I have a 3D feature from network. To make things simple, let’s say batch size = 1 and channel = 5

voxel_dim = [10, 10, 5]
feat = torch.randn([1, 5] + voxel_dim)

And I have a few pre-defined slicing planes

verts = coordinates(voxel_dim)
plane_mask = []
plane_mask.append(get_plane_mask(verts, 0.1, 0.2, 0.))
plane_mask.append(get_plane_mask(verts, 0.2, 0, 0))
plane_mask.append(get_plane_mask(verts, 0, 0, 0.5))

Next, I wish to index the feature values lying on these planes and interpolate them into a new 3D feature volume, where the last dimension corresponding to the index of the plane masks, and the first 4 dimensions are the [B, C, H’, W’] as described above, i.e. batch size = 1, #channel = 3, height = 8 and width = 8.

new_feat = torch.zeros([1, 3, 8, 8, len(plane_mask)])
for i in range(len(plane_mask)):
    new_feat[:,:,:,:, i] = map_feat(feat, plane_mask[i])

This mapping is similar to the CT scan, in which, given a slicing plane, we get a 2D image show the cross section of a 3D volume. It also somehow similar to ROI_pooling I feel.

Any idea to implement this map_feat function is appreciated!
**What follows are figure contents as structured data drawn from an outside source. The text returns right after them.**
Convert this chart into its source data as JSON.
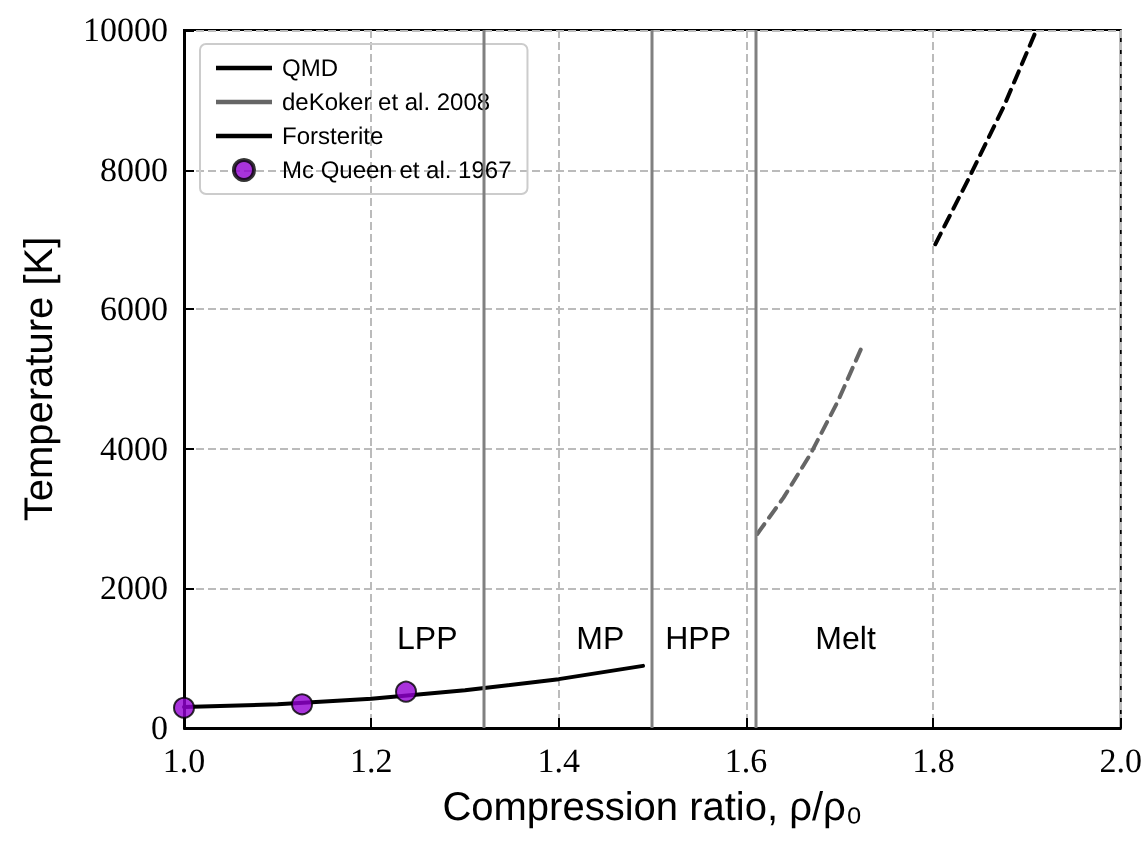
{
  "chart_data": {
    "type": "line",
    "xlabel": "Compression ratio, ρ/ρ₀",
    "ylabel": "Temperature [K]",
    "xlim": [
      1.0,
      2.0
    ],
    "xticks": [
      {
        "value": 1.0,
        "label": "1.0"
      },
      {
        "value": 1.2,
        "label": "1.2"
      },
      {
        "value": 1.4,
        "label": "1.4"
      },
      {
        "value": 1.6,
        "label": "1.6"
      },
      {
        "value": 1.8,
        "label": "1.8"
      },
      {
        "value": 2.0,
        "label": "2.0"
      }
    ],
    "ylim": [
      0,
      10000
    ],
    "yticks": [
      0,
      2000,
      4000,
      6000,
      8000,
      10000
    ],
    "grid": true,
    "legend": "top left",
    "series": [
      {
        "name": "QMD",
        "color": "#000000",
        "line_style": "dashed",
        "marker": "none",
        "x": [
          1.802,
          1.838,
          1.875,
          1.91
        ],
        "values": [
          6930,
          7880,
          8900,
          10000
        ]
      },
      {
        "name": "deKoker et al. 2008",
        "color": "#666666",
        "line_style": "dashed",
        "marker": "none",
        "x": [
          1.612,
          1.64,
          1.669,
          1.698,
          1.725
        ],
        "values": [
          2780,
          3300,
          3930,
          4680,
          5500
        ]
      },
      {
        "name": "Forsterite",
        "color": "#000000",
        "line_style": "solid",
        "marker": "none",
        "x": [
          1.0,
          1.1,
          1.2,
          1.3,
          1.4,
          1.49
        ],
        "values": [
          300,
          340,
          420,
          540,
          700,
          890
        ]
      },
      {
        "name": "Mc Queen et al. 1967",
        "type": "scatter",
        "color": "#9400d3",
        "marker": "circle",
        "x": [
          1.0,
          1.126,
          1.237
        ],
        "values": [
          290,
          340,
          520
        ]
      }
    ],
    "ref_lines": [
      {
        "axis": "x",
        "value": 1.322,
        "color": "#808080"
      },
      {
        "axis": "x",
        "value": 1.5,
        "color": "#808080"
      },
      {
        "axis": "x",
        "value": 1.614,
        "color": "#808080"
      }
    ],
    "annotations": [
      "LPP",
      "MP",
      "HPP",
      "Melt"
    ]
  }
}
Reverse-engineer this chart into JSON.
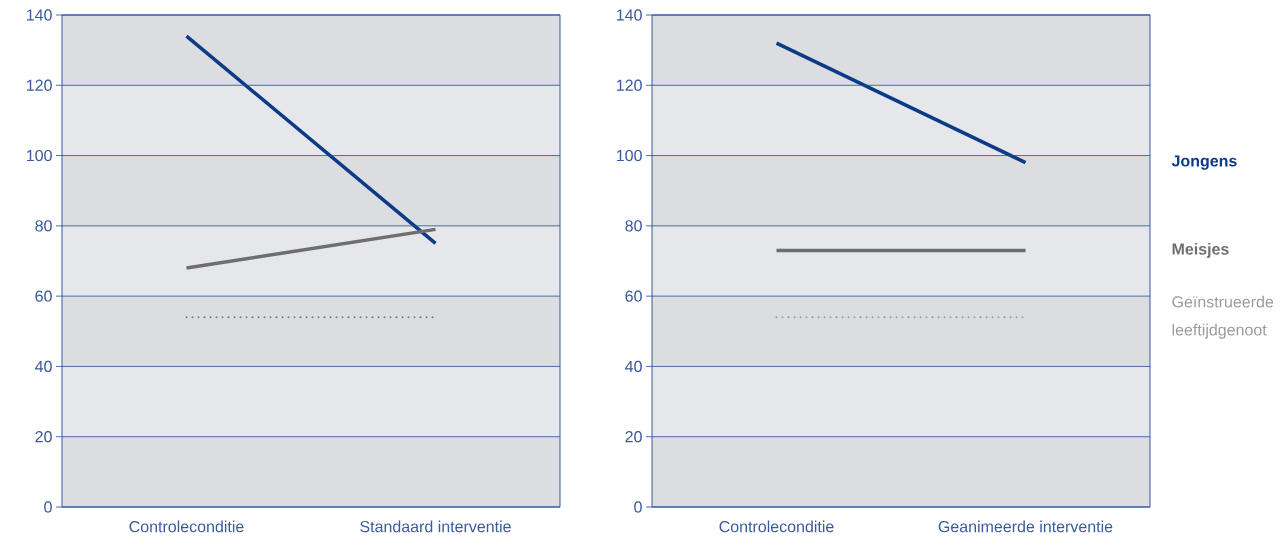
{
  "chart_data": [
    {
      "type": "line",
      "categories": [
        "Controleconditie",
        "Standaard interventie"
      ],
      "ylim": [
        0,
        140
      ],
      "yticks": [
        0,
        20,
        40,
        60,
        80,
        100,
        120,
        140
      ],
      "grid": "y",
      "bands": [
        {
          "axis": "y",
          "from": 0,
          "to": 20,
          "color": "#dcdde0"
        },
        {
          "axis": "y",
          "from": 20,
          "to": 40,
          "color": "#e6e7ea"
        },
        {
          "axis": "y",
          "from": 40,
          "to": 60,
          "color": "#dcdde0"
        },
        {
          "axis": "y",
          "from": 60,
          "to": 80,
          "color": "#e6e7ea"
        },
        {
          "axis": "y",
          "from": 80,
          "to": 100,
          "color": "#dcdde0"
        },
        {
          "axis": "y",
          "from": 100,
          "to": 120,
          "color": "#e6e7ea"
        },
        {
          "axis": "y",
          "from": 120,
          "to": 140,
          "color": "#dcdde0"
        }
      ],
      "series": [
        {
          "color": "#0b3a86",
          "values": [
            134,
            75
          ]
        },
        {
          "color": "#6e6e6e",
          "values": [
            68,
            79
          ]
        },
        {
          "color": "#7a7a7a",
          "values": [
            54,
            54
          ],
          "line_style": "dotted"
        }
      ]
    },
    {
      "type": "line",
      "categories": [
        "Controleconditie",
        "Geanimeerde interventie"
      ],
      "ylim": [
        0,
        140
      ],
      "yticks": [
        0,
        20,
        40,
        60,
        80,
        100,
        120,
        140
      ],
      "grid": "y",
      "legend": "right",
      "bands": [
        {
          "axis": "y",
          "from": 0,
          "to": 20,
          "color": "#dcdde0"
        },
        {
          "axis": "y",
          "from": 20,
          "to": 40,
          "color": "#e6e7ea"
        },
        {
          "axis": "y",
          "from": 40,
          "to": 60,
          "color": "#dcdde0"
        },
        {
          "axis": "y",
          "from": 60,
          "to": 80,
          "color": "#e6e7ea"
        },
        {
          "axis": "y",
          "from": 80,
          "to": 100,
          "color": "#dcdde0"
        },
        {
          "axis": "y",
          "from": 100,
          "to": 120,
          "color": "#e6e7ea"
        },
        {
          "axis": "y",
          "from": 120,
          "to": 140,
          "color": "#dcdde0"
        }
      ],
      "series": [
        {
          "name": "Jongens",
          "color": "#0b3a86",
          "values": [
            132,
            98
          ]
        },
        {
          "name": "Meisjes",
          "color": "#6e6e6e",
          "values": [
            73,
            73
          ]
        },
        {
          "name": "Geïnstrueerde leeftijdgenoot",
          "color": "#9a9a9a",
          "values": [
            54,
            54
          ],
          "line_style": "dotted"
        }
      ]
    }
  ]
}
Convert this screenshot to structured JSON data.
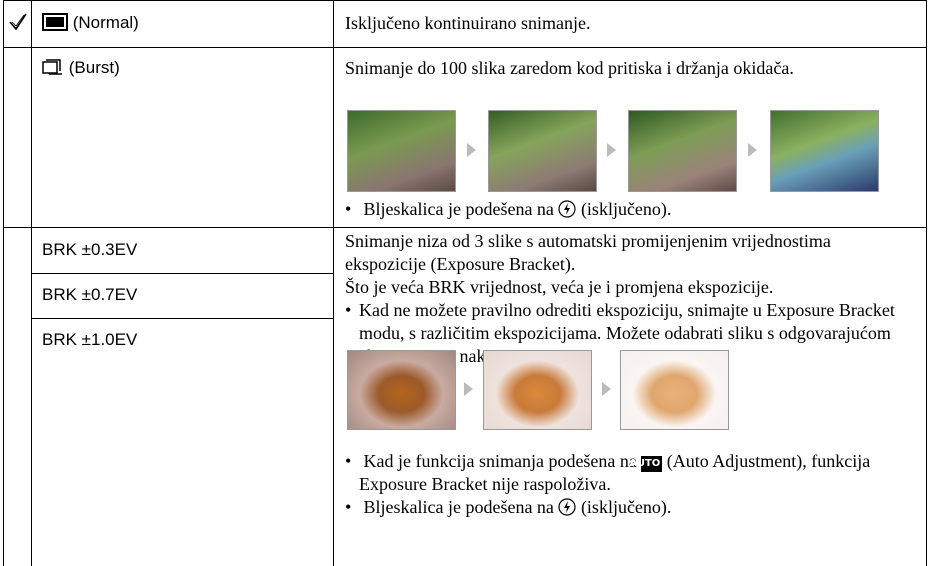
{
  "rows": [
    {
      "option": "(Normal)",
      "description": "Isključeno kontinuirano snimanje."
    },
    {
      "option": "(Burst)",
      "description": "Snimanje do 100 slika zaredom kod pritiska i držanja okidača.",
      "note": [
        "Bljeskalica je podešena na",
        "(isključeno)."
      ]
    }
  ],
  "bracket": {
    "options": [
      "BRK ±0.3EV",
      "BRK ±0.7EV",
      "BRK ±1.0EV"
    ],
    "description": [
      "Snimanje niza od 3 slike s automatski promijenjenim vrijednostima ekspozicije (Exposure Bracket).",
      "Što je veća BRK vrijednost, veća je i promjena ekspozicije."
    ],
    "notes": [
      "Kad ne možete pravilno odrediti ekspoziciju, snimajte u Exposure Bracket modu, s različitim ekspozicijama. Možete odabrati sliku s odgovarajućom ekspozicijom nakon snimanja.",
      [
        "Kad je funkcija snimanja podešena na",
        "AUTO",
        "(Auto Adjustment), funkcija Exposure Bracket nije raspoloživa."
      ],
      [
        "Bljeskalica je podešena na",
        "(isključeno)."
      ]
    ]
  }
}
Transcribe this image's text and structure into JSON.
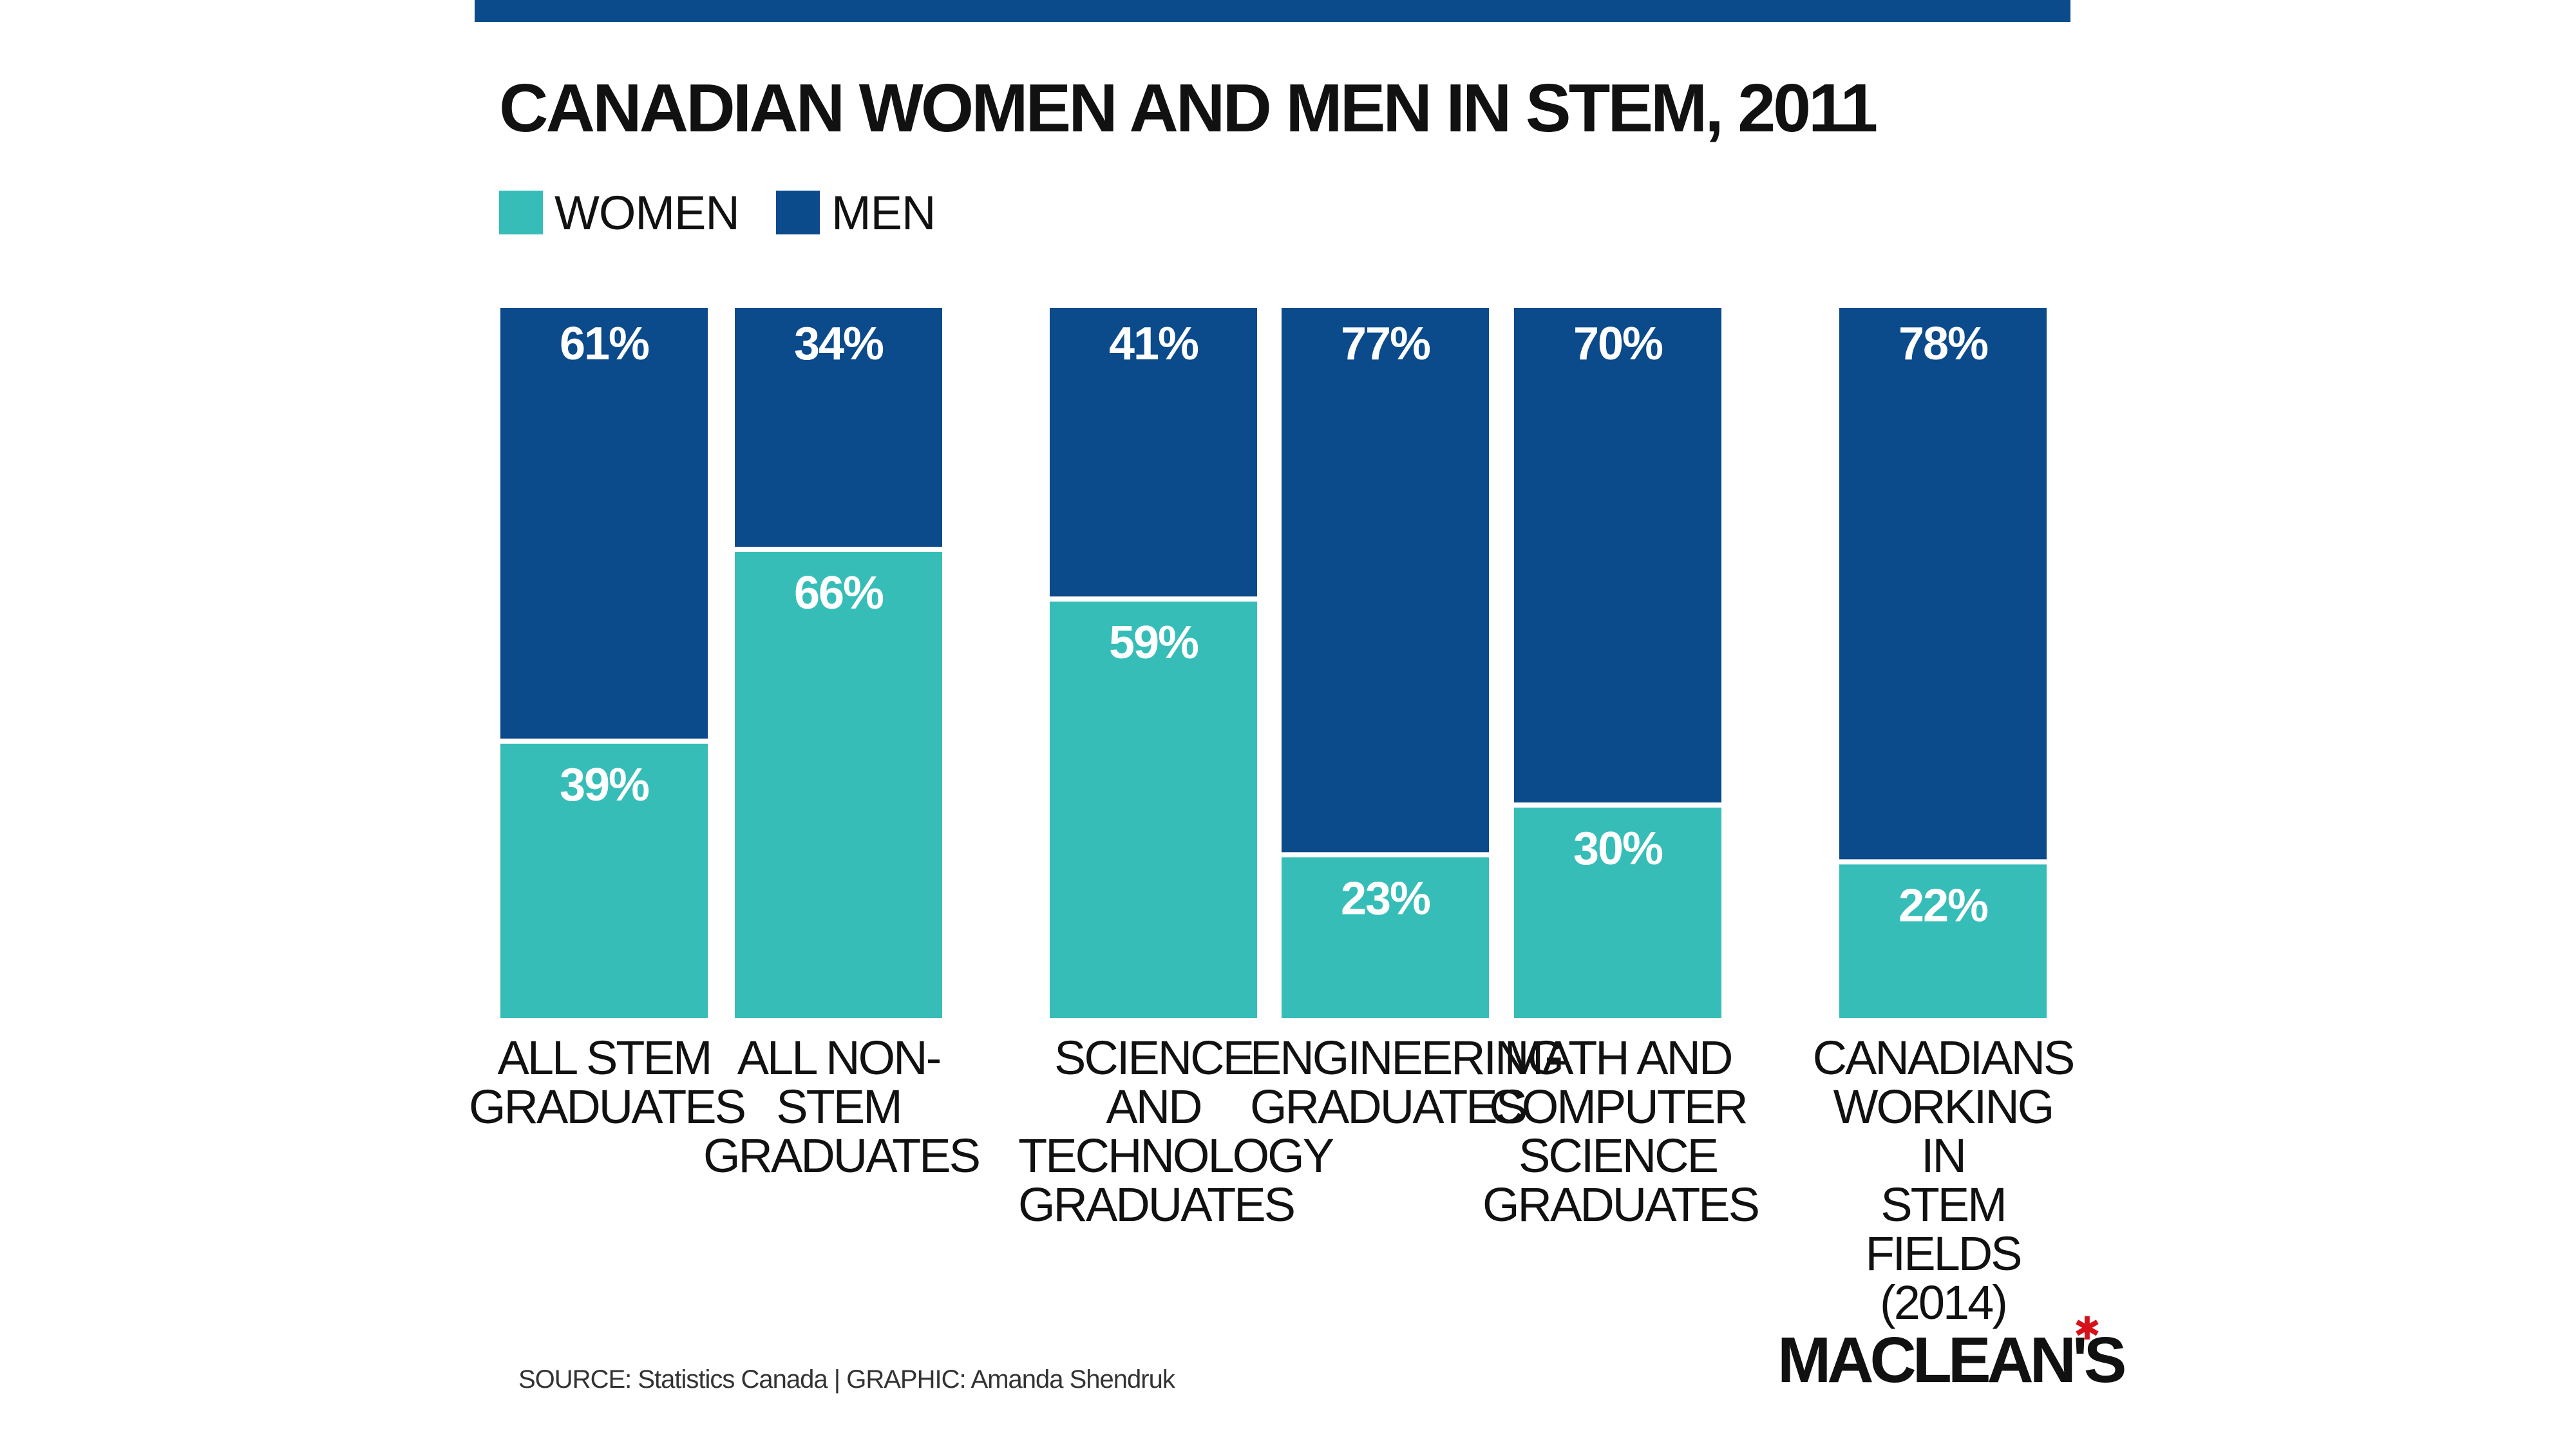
{
  "chart_data": {
    "type": "stacked-bar",
    "title": "CANADIAN WOMEN AND MEN IN STEM, 2011",
    "legend": [
      {
        "label": "WOMEN",
        "color": "#36bdb8"
      },
      {
        "label": "MEN",
        "color": "#0b4a8b"
      }
    ],
    "categories": [
      "ALL STEM\nGRADUATES",
      "ALL NON-STEM\nGRADUATES",
      "SCIENCE AND\nTECHNOLOGY\nGRADUATES",
      "ENGINEERING\nGRADUATES",
      "MATH AND\nCOMPUTER\nSCIENCE\nGRADUATES",
      "CANADIANS\nWORKING IN\nSTEM FIELDS\n(2014)"
    ],
    "series": [
      {
        "name": "WOMEN",
        "values": [
          39,
          66,
          59,
          23,
          30,
          22
        ],
        "labels": [
          "39%",
          "66%",
          "59%",
          "23%",
          "30%",
          "22%"
        ]
      },
      {
        "name": "MEN",
        "values": [
          61,
          34,
          41,
          77,
          70,
          78
        ],
        "labels": [
          "61%",
          "34%",
          "41%",
          "77%",
          "70%",
          "78%"
        ]
      }
    ],
    "ylim": [
      0,
      100
    ],
    "grid": false,
    "legend_position": "top-left"
  },
  "source": "SOURCE: Statistics Canada  |  GRAPHIC: Amanda Shendruk",
  "logo": {
    "text": "MACLEAN'S",
    "leaf_color": "#d7111a"
  },
  "colors": {
    "top_bar": "#0b4a8b",
    "women": "#36bdb8",
    "men": "#0b4a8b"
  }
}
It would be even better if the implemented function can do it in one pass without for loop. I can save the plane mask into a sparse tensor.

Currently, I am only considering the case where cross_section is a rectangle, no need to deal with more general cases (triangle, pentagon, etc) at this point. Thank you in advance.